The lineup of special guests on Leftover Salmon frontman Drew Emmitt's solo project is a who's who of bluegrass pickers. So much so, Emmitt's talents are lost in the shuffle. John Cowan's soaring tenor completely dusts Emmitt's only-adequate voice, even though the ex-New Grass Revival lead singer contributes harmonies.
Emmitt's prowess on the mandolin is also overshadowed by the presence of Ronnie McCoury and Sam Bush, who is as distinctive a picker as is around today. Even Emmitt's songwriting pales when stacked against classics like Bob Dylan's "Tangled up in Blue" (Emmitt provides a nice read on it) and Peter Rowan's "Rainmaker," as Rowan guests on lead vocals.

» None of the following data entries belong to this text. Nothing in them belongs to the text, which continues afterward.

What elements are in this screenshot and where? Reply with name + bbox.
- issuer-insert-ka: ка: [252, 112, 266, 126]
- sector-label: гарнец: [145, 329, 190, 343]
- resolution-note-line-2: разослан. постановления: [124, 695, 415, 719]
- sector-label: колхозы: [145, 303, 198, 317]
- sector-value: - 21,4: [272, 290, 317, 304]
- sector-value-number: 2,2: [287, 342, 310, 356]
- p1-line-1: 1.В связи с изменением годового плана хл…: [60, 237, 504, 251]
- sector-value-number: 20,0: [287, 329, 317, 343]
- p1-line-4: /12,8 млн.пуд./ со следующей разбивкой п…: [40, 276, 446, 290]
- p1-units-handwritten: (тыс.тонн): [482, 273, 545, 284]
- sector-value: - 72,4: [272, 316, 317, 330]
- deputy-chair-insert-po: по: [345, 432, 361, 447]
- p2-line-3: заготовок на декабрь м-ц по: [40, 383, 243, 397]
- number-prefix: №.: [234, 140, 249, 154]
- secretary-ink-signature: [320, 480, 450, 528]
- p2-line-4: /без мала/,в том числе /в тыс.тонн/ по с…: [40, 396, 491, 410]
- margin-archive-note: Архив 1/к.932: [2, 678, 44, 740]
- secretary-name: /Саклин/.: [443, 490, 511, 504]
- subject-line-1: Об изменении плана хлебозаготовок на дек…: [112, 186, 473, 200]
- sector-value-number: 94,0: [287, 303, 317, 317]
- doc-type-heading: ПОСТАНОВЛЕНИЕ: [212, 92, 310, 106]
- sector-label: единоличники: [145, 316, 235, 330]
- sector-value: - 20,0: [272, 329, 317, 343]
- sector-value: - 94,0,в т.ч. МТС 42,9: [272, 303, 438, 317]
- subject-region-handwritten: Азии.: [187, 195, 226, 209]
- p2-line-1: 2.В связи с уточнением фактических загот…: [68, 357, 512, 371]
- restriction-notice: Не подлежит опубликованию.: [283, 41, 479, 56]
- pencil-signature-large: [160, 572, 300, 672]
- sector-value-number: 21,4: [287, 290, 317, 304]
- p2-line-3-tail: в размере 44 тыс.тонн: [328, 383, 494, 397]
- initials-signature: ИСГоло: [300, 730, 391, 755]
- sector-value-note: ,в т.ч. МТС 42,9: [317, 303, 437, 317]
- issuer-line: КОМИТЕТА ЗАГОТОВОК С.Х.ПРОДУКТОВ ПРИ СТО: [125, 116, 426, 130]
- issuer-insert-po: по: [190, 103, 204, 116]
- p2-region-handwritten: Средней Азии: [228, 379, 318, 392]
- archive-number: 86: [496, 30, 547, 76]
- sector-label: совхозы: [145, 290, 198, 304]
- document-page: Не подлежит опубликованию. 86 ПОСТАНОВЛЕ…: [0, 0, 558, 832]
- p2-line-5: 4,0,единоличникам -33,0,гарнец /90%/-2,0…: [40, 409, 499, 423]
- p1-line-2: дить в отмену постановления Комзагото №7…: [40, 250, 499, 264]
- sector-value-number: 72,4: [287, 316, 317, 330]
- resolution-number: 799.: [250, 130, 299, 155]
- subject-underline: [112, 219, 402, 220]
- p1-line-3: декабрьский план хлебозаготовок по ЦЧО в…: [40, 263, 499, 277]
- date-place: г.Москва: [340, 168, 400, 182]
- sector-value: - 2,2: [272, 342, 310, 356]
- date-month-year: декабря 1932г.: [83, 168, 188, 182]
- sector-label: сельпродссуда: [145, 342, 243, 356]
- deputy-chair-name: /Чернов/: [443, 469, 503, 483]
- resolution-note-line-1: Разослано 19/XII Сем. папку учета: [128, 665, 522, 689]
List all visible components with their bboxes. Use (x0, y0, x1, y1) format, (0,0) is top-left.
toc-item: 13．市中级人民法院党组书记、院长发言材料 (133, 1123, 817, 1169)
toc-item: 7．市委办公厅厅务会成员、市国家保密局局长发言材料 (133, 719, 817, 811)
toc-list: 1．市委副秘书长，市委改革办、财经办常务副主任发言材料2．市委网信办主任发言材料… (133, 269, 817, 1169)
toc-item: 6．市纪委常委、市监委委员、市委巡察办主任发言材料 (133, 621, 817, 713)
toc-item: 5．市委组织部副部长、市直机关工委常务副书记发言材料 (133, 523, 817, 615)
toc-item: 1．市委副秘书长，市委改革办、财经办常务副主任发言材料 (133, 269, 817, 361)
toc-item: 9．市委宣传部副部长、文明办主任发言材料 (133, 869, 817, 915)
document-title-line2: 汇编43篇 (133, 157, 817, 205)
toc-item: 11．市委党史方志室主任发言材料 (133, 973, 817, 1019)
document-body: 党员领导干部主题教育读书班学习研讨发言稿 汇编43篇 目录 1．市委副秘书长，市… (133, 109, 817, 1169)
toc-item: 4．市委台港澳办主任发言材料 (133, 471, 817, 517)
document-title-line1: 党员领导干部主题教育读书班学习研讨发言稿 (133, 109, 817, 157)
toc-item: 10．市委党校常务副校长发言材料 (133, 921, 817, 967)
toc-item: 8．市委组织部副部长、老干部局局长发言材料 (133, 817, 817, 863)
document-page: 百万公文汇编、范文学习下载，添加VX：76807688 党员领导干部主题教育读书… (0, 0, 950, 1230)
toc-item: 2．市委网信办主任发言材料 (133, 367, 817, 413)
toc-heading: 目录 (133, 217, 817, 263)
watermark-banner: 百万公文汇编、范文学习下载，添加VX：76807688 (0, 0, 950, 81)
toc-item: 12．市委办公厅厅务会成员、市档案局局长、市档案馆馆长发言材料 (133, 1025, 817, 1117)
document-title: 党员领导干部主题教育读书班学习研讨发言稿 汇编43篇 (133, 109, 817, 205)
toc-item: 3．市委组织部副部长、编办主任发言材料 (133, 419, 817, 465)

It may be a reach to say Emmitt was overwhelmed by the presence of such heavy hitters, who also stand among his musical heroes. This is not a bad album, and in fact there are plenty of high points.
Unfortunately, few are delivered by the album's host. Emmitt's solo project is worlds away from the live album offered up by his entire band. Cowan sings backup on one cut, but make no mistake, Emmitt's in charge of this party. And it's a reflection of the jam band's philosophy - "Live loud, live rowdy, stay up late, make friends, make peace, make music."
Including songs from the likes of John Hartford and David Bromberg go a long way to making both music and friends. The musicianship is top-drawer as well. Keyboardist Bill McKay cuts loose on his own "Bill's Boogie," and Emmitt's string work is special. But a special nod goes to banjo player Mark Vann, who died of cancer in March at 39. One of the band's founders, Vann brought a unique style and sound to the band. His picking, which is all over the live album, will be sorely missed.
As much as the album is a dedication to Vann's musicianship and love for life, it's Leftover Salmon at its best - picking, singing - and picking some more - and just plain having fun.